Ingredienti
| 300 g | Fagioli secchi bianchi (cannellini o bianchi di Spagna) |
| 200 g | Pasta corta (ditalini, tubetti o ditali rigati) |
| 250 g | Asparagi selvatici freschi (o asparagi coltivati medi) |
| 1 cipolla media | Cipolla bianca intera per il brodo |
| 2 spicchi | Aglio |
| 5 cucchiai | Olio d'oliva extra vergine |
| 1 pizzico | Sale fino |
| 1 pizzico | Peperoncino rosso secco (facoltativo) |
Valori nutrizionali
| 95 kcal | Energia |
| 5 g | Proteine |
| 2,5 g | Grassi |
| 0,4 g | di cui saturi |
| 14 g | Carboidrati |
| 0,5 g | di cui zuccheri |
| 2,8 g | Fibre |
| 0,6 g | Sale |
Come si prepara
1
Ammollare i fagioli
La sera prima, versa i fagioli secchi in una ciotola, copri d'acqua fredda per 8-10 ore. Il giorno dopo scola l'acqua d'ammollo, risciacqua bene sotto l'acqua corrente.
2
Cuocere i fagioli
In un pentolone metti i fagioli sgocciolati, aggiungi 1,5 litri d'acqua fredda, la cipolla intera e uno spicchio d'aglio schiacciato.
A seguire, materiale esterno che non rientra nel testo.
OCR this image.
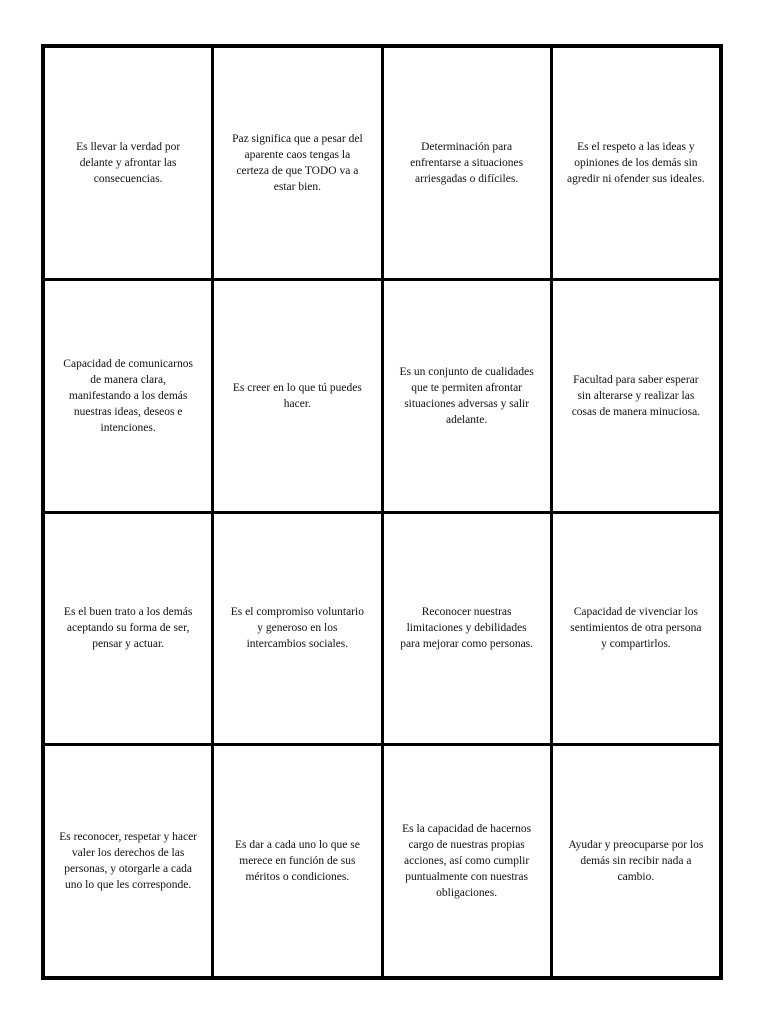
Es llevar la verdad por delante y afrontar las consecuencias.
Paz significa que a pesar del aparente caos tengas la certeza de que TODO va a estar bien.
Determinación para enfrentarse a situaciones arriesgadas o difíciles.
Es el respeto a las ideas y opiniones de los demás sin agredir ni ofender sus ideales.
Capacidad de comunicarnos de manera clara, manifestando a los demás nuestras ideas, deseos e intenciones.
Es creer en lo que tú puedes hacer.
Es un conjunto de cualidades que te permiten afrontar situaciones adversas y salir adelante.
Facultad para saber esperar sin alterarse y realizar las cosas de manera minuciosa.
Es el buen trato a los demás aceptando su forma de ser, pensar y actuar.
Es el compromiso voluntario y generoso en los intercambios sociales.
Reconocer nuestras limitaciones y debilidades para mejorar como personas.
Capacidad de vivenciar los sentimientos de otra persona y compartirlos.
Es reconocer, respetar y hacer valer los derechos de las personas, y otorgarle a cada uno lo que les corresponde.
Es dar a cada uno lo que se merece en función de sus méritos o condiciones.
Es la capacidad de hacernos cargo de nuestras propias acciones, así como cumplir puntualmente con nuestras obligaciones.
Ayudar y preocuparse por los demás sin recibir nada a cambio.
Porta a ebollizione, abbassa il fuoco a medio e cuoci per 50-60 minuti finché i fagioli non sono molto morbidi e iniziano a sfasciarsi. Scarta la cipolla e l'aglio. Mantieni il brodo denso, non versarlo, perché servirà per la cremosità finale.
3
Preparare gli asparagi
Nel frattempo, rimuovi gli ultimi 3-4 centimetri della parte inferiore e dura degli asparagi con un coltello affilato, sciacqua bene sotto l'acqua fredda. Taglia gli asparagi in pezzetti di 2 centimetri.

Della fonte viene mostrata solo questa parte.